In contrast, had the 1981 tax cut been based upon arguments in support of private property, the observed outcome of the tax cut would have occasioned far less criticism. No one could have argued that the tax cut didn’t fulfill its goal. Under these circumstances, we very well might have avoided the 1982 tax increase.
Whenever pseudo-markets are created, they are usually intended to serve the interests of a politically well- organized group. But even when such markets fulfill their intended purpose, they seldom make a net positive contribution to the welfare of society.
An example of this recently occurred in the airline industry. United Airlines spent a great deal of resources developing its Apollo computerized reservation system. When United bought the rights to Pan Am’s Pacific routes, the court refused to allow the purchase unless United agreed to make its reservation system available for use by its competitors on terms that did not discriminate against its competitors and in favor of United.
By requiring United to deal with its rivals on terms that it would not have otherwise agreed to, the court, strictly speaking, created a market. But notice that United’s right to dispose of its property as it sees fit has been pushed aside by the court. Exchanges will be made that would not have taken place in the absence of the court’s decision. Clearly, the airlines who now have the right to purchase use of the Apollo reservation system from United are benefited by the court’s ruling; the court’s creation of this market helps these airlines.

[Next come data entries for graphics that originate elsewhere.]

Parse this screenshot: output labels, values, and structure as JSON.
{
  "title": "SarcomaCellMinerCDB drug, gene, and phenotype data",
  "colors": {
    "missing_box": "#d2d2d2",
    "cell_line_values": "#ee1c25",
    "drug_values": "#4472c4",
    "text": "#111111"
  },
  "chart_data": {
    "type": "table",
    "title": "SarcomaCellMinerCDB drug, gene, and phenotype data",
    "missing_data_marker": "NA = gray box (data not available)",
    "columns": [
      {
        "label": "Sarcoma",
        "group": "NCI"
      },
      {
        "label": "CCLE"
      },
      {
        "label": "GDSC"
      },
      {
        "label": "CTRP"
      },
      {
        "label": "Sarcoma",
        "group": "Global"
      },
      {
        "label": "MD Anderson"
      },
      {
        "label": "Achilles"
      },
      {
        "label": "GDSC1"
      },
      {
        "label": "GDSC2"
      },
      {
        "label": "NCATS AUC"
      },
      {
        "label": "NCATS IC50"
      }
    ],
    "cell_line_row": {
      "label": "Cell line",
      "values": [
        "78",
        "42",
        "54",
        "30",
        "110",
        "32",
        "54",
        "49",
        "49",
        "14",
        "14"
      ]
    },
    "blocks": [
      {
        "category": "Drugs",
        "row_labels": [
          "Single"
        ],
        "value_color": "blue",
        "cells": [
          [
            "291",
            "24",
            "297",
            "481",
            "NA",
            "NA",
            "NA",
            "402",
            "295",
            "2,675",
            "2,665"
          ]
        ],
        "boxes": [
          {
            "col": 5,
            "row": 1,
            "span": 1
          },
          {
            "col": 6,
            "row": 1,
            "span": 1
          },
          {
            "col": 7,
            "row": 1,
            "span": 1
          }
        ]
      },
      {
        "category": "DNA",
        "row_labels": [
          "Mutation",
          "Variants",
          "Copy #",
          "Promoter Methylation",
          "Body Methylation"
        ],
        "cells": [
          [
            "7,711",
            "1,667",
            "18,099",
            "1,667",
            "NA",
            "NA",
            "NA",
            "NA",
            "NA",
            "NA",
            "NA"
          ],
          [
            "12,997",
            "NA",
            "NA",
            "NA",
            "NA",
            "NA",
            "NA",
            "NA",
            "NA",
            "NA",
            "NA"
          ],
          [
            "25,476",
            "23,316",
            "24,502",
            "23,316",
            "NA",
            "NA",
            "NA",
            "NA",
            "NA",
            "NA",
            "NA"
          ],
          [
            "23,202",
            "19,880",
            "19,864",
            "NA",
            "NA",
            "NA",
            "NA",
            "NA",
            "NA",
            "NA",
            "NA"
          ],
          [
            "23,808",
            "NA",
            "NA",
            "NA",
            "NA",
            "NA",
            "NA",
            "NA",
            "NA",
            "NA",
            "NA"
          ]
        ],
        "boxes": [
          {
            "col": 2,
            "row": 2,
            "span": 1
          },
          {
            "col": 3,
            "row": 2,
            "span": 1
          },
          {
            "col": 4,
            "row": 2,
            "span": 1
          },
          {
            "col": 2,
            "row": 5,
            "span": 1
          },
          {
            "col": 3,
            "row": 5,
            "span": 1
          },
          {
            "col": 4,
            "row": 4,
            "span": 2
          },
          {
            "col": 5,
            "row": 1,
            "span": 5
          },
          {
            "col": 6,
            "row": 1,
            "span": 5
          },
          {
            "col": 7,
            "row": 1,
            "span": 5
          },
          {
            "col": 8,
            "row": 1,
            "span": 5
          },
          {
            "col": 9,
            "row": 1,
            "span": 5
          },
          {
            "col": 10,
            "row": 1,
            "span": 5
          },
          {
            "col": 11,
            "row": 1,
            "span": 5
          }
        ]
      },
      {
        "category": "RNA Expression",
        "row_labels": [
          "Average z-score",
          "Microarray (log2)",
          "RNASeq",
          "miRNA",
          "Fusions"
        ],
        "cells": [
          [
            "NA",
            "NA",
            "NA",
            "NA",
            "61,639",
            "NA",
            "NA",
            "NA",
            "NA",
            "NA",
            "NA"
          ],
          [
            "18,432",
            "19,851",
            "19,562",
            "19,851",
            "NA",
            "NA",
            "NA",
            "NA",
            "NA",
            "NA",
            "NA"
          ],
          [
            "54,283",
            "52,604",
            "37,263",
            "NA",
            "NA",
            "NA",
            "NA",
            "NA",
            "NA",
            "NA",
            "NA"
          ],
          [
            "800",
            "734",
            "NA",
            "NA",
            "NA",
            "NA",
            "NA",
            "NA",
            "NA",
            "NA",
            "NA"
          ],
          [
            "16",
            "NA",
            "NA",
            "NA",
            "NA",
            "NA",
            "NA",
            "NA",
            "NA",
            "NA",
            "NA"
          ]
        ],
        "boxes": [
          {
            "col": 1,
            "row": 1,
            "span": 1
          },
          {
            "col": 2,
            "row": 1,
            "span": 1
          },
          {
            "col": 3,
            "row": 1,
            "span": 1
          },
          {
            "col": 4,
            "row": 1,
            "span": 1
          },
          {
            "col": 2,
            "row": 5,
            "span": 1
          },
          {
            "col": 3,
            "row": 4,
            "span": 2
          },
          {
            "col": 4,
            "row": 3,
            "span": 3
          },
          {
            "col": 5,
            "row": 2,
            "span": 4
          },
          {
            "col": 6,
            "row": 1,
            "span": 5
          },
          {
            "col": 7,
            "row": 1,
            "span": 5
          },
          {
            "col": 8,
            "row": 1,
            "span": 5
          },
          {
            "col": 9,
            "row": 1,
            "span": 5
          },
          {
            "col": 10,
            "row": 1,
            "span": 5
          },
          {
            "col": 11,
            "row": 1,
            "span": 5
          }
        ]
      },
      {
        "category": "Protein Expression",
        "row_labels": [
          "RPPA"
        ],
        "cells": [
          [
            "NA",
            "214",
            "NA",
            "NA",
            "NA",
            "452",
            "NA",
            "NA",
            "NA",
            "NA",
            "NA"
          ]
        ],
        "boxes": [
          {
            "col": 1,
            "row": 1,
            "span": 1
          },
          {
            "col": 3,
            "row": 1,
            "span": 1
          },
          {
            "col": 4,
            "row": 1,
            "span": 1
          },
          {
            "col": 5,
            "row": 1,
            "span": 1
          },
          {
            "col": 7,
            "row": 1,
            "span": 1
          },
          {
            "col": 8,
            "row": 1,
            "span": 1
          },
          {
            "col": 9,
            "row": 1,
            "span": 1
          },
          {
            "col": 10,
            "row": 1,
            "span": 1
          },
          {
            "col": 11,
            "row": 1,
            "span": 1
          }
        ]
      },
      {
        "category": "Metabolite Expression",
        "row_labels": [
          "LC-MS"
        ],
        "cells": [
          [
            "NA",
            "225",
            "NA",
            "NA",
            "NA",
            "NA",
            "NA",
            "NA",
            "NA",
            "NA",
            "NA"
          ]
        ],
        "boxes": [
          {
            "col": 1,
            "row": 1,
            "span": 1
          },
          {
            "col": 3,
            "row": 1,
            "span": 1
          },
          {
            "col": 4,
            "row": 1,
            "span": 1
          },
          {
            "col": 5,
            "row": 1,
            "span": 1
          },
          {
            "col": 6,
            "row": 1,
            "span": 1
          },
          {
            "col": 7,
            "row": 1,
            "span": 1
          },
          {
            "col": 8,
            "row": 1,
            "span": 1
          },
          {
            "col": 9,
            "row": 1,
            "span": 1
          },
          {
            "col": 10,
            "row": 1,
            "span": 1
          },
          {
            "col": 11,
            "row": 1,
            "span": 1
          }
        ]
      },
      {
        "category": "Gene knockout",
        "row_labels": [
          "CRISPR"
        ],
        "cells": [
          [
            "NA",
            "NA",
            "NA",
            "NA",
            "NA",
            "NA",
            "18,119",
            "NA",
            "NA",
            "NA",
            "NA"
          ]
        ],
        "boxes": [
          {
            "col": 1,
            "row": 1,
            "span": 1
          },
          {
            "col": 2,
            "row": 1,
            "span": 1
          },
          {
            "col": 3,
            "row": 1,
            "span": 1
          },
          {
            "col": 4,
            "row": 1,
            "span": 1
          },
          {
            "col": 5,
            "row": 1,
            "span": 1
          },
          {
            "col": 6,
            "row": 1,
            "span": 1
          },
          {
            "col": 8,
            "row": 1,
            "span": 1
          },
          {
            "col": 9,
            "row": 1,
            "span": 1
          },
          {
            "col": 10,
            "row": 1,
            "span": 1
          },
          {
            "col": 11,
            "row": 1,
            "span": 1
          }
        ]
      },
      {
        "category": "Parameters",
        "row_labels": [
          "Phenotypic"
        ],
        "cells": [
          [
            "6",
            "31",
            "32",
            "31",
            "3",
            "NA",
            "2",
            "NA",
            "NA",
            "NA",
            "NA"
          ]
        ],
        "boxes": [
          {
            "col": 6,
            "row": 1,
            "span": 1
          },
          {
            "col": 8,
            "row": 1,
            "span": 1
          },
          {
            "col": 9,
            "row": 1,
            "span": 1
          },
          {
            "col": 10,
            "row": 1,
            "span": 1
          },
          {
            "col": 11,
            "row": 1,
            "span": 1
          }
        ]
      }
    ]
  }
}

However, consumers won’t benefit. Because the incentive to invest in the development of such reservation systems is reduced by the precedent set in the United-Pan Am case, fewer such systems will be developed in the future. In its attempt to protect the market for United’s rivals, the court found it necessary to modify United’s freedom of contract and private property rights. The result will be that airlines, on the whole and in the future, will be less efficient than they otherwise would be, and consumers will ultimately bear the cost of the forgone improvements in efficiency.
The Role of Classical Liberalism
Classical liberals should focus on the explication and defense of private property and freedom of contract, pointing out how these institutions are indispensable for well-functioning markets and for free and prosperous societies. The role of classical liberal principles is to restore private property and contractual freedom to their place of primacy in Western civilization—and to continue to introduce these principles to non-Western nations.
Classical liberals have the responsibility of opposing those who seek to engineer society through selective introduction of market mechanisms. The classical liberal must work to persuade others that markets that emerge out of the interplay of private property and contractual freedom are the only markets that promise genuine net benefits to society. The classical liberal must further remind others that markets created by the suppression of these institutions are not the type or form of economic organization that classical liberalism champions.
As we begin the new decade, the risk of disenchantment with the market is high. By failing to recognize the distinction between pseudo-markets and real markets, voters may well decide that the market is not all that it was claimed to be at the beginning of the 1980s. What the classical liberal must do is, to be sure, defend markets, but defend them only insofar as they are a natural and healthy result of private property and freedom of contract. It is the intellectual and moral foundations of these latter institutions that must be supported by sound classical-liberal argument. If classical liberals meet this challenge, restoration of the market—the real, not pseudo, market—will follow.